Improving Reward Models with Synthetic Critiques (2405.20850v2)

Published 31 May 2024 in cs.CL

Abstract: Reward models (RMs) play a critical role in aligning LLMs through the process of reinforcement learning from human feedback. RMs are trained to predict a score reflecting human preference, which requires significant time and cost for human annotation. Additionally, RMs tend to quickly overfit on superficial features in the training set, hindering their generalization performance on unseen distributions. We propose a novel approach using synthetic natural language critiques generated by LLMs to provide additional feedback, evaluating aspects such as instruction following, correctness, and style. This offers richer signals and more robust features for RMs to assess and score on. We demonstrate that high-quality critiques improve the performance and data efficiency of RMs initialized from different pretrained models, reducing the reliance on costly human annotations. Furthermore, incorporating critiques improves both the interpretability and robustness of RM training.

PDF HTML Abstract

Improving Reward Models with Synthetic Critiques

The paper "Improving Reward Models with Synthetic Critiques" presents a novel approach to enhance the efficacy of reward models (RMs) used in reinforcement learning from human feedback (RLHF) for LLMs. The core innovation lies in the incorporation of synthetic natural language critiques, which are generated by LLMs themselves, to enrich the feedback signals that RMs leverage from human annotators. This methodology not only improves interpretability but also increases robustness by offering a more nuanced assessment of LLM outputs.

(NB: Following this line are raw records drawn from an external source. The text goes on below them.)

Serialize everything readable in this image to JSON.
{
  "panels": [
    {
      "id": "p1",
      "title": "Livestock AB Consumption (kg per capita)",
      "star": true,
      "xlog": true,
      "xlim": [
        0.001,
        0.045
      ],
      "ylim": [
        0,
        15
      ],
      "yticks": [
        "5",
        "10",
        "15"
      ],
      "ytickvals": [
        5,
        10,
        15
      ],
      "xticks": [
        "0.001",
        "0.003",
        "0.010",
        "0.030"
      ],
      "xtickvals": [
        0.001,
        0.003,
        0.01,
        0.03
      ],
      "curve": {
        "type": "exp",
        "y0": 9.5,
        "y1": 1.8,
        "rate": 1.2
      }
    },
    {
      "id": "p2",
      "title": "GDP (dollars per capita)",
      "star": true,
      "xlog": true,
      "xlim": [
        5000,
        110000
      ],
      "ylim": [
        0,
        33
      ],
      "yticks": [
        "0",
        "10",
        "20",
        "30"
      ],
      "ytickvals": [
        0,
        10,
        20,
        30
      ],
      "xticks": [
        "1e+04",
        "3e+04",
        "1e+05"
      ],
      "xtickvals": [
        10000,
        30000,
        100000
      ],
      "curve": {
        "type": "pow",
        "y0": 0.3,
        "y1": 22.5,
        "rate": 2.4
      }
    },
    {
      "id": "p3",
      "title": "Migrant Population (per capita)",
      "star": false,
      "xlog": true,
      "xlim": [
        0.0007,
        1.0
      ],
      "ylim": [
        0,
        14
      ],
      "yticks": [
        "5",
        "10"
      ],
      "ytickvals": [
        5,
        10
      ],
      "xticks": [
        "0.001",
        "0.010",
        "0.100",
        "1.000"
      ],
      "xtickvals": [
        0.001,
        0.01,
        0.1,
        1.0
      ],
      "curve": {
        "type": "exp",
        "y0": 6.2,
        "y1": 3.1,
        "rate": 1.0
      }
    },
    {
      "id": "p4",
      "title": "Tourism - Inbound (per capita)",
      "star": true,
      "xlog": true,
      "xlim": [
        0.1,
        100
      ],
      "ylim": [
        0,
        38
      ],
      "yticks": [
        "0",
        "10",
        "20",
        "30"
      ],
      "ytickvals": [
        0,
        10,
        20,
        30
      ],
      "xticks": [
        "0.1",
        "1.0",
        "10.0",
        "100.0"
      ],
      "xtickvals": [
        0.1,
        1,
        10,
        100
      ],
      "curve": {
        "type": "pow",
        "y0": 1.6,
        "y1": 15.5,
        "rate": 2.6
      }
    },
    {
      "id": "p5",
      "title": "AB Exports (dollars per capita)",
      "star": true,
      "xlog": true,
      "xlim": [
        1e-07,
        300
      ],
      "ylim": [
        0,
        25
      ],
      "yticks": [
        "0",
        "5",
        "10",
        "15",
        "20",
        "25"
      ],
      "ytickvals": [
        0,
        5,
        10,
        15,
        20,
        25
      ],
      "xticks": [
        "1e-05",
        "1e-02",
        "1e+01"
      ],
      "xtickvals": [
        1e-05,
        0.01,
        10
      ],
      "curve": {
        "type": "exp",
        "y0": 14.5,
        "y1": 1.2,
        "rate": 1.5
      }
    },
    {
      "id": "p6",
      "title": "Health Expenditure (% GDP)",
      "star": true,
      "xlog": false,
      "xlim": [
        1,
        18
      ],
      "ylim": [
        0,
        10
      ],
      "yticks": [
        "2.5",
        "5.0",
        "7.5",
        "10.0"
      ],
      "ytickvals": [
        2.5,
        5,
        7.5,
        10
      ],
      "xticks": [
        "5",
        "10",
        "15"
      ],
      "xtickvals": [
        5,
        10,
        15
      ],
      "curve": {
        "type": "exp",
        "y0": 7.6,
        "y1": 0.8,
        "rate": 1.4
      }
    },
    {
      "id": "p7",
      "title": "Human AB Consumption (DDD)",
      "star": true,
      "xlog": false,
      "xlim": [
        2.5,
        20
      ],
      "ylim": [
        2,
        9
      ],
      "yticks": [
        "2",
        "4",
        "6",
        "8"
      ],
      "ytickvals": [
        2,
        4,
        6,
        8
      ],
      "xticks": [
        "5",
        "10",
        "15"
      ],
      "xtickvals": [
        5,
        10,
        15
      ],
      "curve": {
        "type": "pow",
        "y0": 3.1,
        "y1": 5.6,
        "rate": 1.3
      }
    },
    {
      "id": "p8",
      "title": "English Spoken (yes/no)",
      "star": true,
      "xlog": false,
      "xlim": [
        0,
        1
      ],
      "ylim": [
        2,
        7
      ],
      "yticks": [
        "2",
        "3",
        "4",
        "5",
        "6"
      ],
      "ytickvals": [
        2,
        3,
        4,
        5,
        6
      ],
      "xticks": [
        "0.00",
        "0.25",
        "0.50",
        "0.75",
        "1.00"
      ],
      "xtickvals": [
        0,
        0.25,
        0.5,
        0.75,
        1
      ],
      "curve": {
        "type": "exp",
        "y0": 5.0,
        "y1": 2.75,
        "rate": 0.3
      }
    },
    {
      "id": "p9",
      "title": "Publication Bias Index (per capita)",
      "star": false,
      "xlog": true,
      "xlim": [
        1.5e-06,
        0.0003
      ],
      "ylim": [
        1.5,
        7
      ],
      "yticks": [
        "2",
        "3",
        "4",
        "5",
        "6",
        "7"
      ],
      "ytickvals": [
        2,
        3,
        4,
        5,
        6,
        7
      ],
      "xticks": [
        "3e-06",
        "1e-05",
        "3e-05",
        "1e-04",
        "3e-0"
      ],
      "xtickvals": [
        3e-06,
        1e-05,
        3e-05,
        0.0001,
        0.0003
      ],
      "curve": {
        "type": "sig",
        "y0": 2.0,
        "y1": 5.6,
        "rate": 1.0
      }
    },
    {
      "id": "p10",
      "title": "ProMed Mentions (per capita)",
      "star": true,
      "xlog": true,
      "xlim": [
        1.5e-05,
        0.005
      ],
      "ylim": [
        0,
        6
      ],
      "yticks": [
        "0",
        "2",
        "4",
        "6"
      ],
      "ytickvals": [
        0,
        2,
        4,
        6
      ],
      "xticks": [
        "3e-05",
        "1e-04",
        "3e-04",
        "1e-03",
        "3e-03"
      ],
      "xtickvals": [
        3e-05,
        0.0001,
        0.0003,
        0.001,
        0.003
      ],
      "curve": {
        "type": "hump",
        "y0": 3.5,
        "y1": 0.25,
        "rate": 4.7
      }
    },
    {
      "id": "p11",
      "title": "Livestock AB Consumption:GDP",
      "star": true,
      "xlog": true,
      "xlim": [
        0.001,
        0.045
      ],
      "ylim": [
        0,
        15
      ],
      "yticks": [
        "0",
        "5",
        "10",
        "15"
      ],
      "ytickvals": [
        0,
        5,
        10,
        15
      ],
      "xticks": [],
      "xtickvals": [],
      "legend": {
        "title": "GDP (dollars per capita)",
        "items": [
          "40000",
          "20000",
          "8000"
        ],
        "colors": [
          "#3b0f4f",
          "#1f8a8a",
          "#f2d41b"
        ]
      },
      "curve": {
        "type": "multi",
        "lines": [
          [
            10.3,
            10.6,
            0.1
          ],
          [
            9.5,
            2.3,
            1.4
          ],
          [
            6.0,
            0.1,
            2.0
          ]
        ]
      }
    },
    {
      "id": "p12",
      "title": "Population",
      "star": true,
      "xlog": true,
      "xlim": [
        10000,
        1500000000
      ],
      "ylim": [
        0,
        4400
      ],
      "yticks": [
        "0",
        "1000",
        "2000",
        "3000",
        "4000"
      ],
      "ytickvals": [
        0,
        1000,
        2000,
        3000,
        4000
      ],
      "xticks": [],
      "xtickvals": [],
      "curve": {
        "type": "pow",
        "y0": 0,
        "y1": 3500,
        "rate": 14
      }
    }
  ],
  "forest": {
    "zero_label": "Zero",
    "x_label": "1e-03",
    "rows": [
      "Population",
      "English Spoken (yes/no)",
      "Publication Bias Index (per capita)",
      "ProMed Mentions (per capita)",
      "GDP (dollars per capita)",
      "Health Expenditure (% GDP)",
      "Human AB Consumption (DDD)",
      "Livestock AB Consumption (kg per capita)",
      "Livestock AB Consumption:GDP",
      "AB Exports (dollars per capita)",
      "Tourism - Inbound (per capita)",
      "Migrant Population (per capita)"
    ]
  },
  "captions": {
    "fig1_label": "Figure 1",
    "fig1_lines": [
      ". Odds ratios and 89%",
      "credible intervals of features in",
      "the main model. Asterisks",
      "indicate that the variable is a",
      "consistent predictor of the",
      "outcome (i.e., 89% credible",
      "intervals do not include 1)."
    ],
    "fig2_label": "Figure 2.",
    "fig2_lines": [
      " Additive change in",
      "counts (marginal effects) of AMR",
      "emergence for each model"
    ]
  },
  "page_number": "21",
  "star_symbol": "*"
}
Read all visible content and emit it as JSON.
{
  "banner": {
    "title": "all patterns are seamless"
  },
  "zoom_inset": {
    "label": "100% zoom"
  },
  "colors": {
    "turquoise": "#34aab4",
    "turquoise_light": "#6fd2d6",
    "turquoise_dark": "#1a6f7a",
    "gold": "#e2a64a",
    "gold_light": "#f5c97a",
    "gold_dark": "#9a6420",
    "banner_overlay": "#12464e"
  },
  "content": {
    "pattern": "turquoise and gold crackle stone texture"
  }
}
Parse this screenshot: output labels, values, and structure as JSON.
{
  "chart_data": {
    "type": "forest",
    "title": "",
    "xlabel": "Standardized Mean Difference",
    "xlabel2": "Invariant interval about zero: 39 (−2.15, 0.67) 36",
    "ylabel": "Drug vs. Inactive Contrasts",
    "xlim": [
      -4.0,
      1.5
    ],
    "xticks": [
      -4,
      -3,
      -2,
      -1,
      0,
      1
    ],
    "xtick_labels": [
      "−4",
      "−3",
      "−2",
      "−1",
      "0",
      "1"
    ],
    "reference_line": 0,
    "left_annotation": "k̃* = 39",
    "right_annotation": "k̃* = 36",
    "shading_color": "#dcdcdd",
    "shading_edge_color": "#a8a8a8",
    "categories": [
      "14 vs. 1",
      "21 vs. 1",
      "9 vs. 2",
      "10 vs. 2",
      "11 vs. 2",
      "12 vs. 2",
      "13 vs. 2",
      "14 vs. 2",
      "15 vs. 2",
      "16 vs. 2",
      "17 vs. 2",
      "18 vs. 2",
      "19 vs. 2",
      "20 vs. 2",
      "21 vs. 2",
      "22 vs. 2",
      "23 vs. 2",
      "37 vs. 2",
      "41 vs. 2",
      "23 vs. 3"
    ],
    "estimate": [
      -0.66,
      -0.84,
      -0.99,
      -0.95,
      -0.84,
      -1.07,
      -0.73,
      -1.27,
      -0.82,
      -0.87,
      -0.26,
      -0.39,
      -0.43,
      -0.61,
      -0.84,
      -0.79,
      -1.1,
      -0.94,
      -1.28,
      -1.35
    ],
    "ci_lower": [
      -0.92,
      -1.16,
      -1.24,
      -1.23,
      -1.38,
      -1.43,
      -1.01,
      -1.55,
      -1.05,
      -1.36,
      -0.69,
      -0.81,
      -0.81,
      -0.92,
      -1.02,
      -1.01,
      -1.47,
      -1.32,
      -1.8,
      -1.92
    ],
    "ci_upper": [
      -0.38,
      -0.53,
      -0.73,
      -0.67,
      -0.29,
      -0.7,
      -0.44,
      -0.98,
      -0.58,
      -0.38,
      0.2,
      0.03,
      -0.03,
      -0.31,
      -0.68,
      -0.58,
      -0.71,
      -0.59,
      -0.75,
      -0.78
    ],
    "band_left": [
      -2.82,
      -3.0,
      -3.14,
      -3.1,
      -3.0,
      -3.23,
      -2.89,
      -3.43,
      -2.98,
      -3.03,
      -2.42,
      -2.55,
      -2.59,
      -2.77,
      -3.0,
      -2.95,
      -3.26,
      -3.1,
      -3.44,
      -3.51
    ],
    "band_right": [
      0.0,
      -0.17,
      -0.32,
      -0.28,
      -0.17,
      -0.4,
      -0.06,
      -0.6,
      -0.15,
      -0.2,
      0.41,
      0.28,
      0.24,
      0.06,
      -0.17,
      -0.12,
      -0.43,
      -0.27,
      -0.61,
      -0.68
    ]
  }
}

Key Contributions and Methodology

The paper addresses two principal challenges in the typical RM training pipeline: the high cost and labor-intensity of human annotation, and the tendency of RMs to overfit to superficial features, thus reducing their generalization capabilities. Synthetic critiques are introduced to counter these issues by providing detailed evaluations of prompt-completion pairs in aspects such as instruction adherence, correctness, and stylistic properties.

Significant steps in this process include:

Synthetic Critique Generation: LLMs are prompted to create critiques for each completion in the training set. These critiques provide detailed feedback on the quality of responses, enabling RMs to train on richer data.
Critique-Enriched RM Training: The critique-augmented data is then used to train RMs, leading to improvements in both data efficiency and model performance. Critiques are integrated into the training process to guide the RM in assigning scalar rewards, thereby enhancing interpretability and robustness.

Experimental Results

The experiments reveal several insights:

High-quality critiques drastically improve RM performance, particularly when initialized from weaker model checkpoints.
Low-quality critiques can negatively impact outcomes, underscoring the importance of the source model used for critique generation.
The addition of critiques is particularly beneficial in data-scarce scenarios, suggesting a high data efficiency. A noteworthy finding is that one high-quality critique-augmented example is approximately equivalent to 40 non-augmented examples in terms of performance gains.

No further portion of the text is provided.